# Going to Maui for 2weeks in February



## debbie in seattle (Dec 12, 2017)

As sick as my husband is, he decided he wants to go to Maui for 2 weeks.  We’ve been going there for 25 years, it’s like home to us.  Our youngest daughter is coming for a week.   This is probably going to be a really sad time, probably his last trip to Maui, but that’s what he wants.   Hopefully he will be healthy enough to enjoy the visit and we all have a nice time.


----------



## jujube (Dec 12, 2017)

I think this trip will be a blessing to you.  It will be good to go where there are only good memories and the wonderful weather will do him a world of good.


----------



## terry123 (Dec 12, 2017)

Sounds like a great trip for all of you!!


----------



## SeaBreeze (Dec 12, 2017)

That sounds nice Debbie, good to let him enjoy a bit of pleasure with you at least one more time in Maui, perfect place to go again for you two.  Hope he's well enough to enjoy the beauty and love around him....hugs.


----------



## Ruth n Jersey (Dec 12, 2017)

That is a wonderful idea. I bet just being there will make him feel better. Nice that your daughter is coming also.


----------



## RadishRose (Dec 12, 2017)

Sounds like a good idea Debbie.


----------



## oldman (Jan 11, 2018)

Debbie—-I have often wondered how your husband contacted Meso. Would you care to explain? I have seen a lot of lawyer commercials suggesting people that have Meso sue, but I never knew anyone that had it. 

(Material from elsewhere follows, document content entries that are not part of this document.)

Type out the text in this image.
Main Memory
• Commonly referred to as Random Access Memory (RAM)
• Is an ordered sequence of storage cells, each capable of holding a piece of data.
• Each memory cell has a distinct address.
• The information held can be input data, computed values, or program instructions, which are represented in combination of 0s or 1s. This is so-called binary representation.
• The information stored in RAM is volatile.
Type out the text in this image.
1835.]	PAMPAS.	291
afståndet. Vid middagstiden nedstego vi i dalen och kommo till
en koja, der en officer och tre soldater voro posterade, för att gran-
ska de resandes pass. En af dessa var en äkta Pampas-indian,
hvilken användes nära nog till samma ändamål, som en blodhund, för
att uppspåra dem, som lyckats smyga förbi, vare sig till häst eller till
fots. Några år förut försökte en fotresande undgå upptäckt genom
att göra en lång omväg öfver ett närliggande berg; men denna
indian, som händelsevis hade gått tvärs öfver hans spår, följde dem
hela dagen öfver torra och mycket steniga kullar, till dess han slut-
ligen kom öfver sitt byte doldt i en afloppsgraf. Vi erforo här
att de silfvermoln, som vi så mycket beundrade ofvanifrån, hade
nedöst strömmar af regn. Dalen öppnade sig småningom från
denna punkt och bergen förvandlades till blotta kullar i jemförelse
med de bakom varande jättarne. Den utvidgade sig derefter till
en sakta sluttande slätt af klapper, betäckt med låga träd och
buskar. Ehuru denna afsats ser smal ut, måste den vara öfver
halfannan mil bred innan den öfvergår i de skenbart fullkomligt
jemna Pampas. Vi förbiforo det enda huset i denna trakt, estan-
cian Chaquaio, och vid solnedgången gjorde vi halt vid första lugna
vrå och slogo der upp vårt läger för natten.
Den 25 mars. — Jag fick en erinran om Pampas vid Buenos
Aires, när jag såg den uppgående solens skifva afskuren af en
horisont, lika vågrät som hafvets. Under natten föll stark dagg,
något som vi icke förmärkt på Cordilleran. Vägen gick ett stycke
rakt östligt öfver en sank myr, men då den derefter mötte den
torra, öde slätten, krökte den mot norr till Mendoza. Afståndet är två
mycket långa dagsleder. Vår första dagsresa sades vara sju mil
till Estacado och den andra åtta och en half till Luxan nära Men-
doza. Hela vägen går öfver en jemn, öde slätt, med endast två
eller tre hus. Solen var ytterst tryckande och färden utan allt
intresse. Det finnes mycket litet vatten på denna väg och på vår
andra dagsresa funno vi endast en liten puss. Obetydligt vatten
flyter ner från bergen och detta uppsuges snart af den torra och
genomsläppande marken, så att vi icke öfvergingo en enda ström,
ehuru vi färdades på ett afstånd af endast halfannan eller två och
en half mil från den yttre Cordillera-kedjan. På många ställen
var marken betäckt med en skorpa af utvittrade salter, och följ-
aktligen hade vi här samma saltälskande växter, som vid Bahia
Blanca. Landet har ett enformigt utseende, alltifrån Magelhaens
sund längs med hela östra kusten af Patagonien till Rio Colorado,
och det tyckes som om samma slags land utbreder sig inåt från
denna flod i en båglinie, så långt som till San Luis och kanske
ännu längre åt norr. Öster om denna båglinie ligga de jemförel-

Is he on oxygen? As a former pilot for United, I remember that the airlines had rules for passengers requiring supplemental oxygen. If I remember correctly, United supplied their own oxygen to passengers requiring oxygen. It wasn’t my responsibility to take care of that part of the flight, so I was never really trained in that area, but I was aware that we did have rules regarding passengers requiring supplemental oxygen. 

If you don’t care to discuss it, I understand and that’s OK too. I’m just curious as to how you handle this.


----------



## hollydolly (Jan 11, 2018)

Sounds like a good thing to do Debbie, as long as you feel you can cope . I'm just guessing your husband would love to visit the place where he feels most relaxed and which doesn't remind him so much of his illness. When will you go ? 

Do you have to Pay huge insurance premiums to take your husband away on vacation when he's so poorly?


----------



## Buckeye (Jan 11, 2018)

Aloha Debbie- I hope you have a great time that gives you many memories. 

Mahalo
Hoot


----------



## Victor (Jan 11, 2018)

Good for you. I'd love to go, never been there.


----------



## Falcon (Jan 11, 2018)

Good idea.  Just THINKING  about going to Maui  should make anybody feel better 
.


----------



## CeeCee (Jan 11, 2018)

Victor said:


> Good for you. I'd love to go, never been there.




Ive been a few times.  My daughter and Sil bought a timeshare there 18 yrs ago.  They go every July and have taken me a few times.  Think it's the Westin Ka'anapali ocean resorts.

My son and dil bought one also a few years later and my last trip to Maui was with them about 2 yrs ago.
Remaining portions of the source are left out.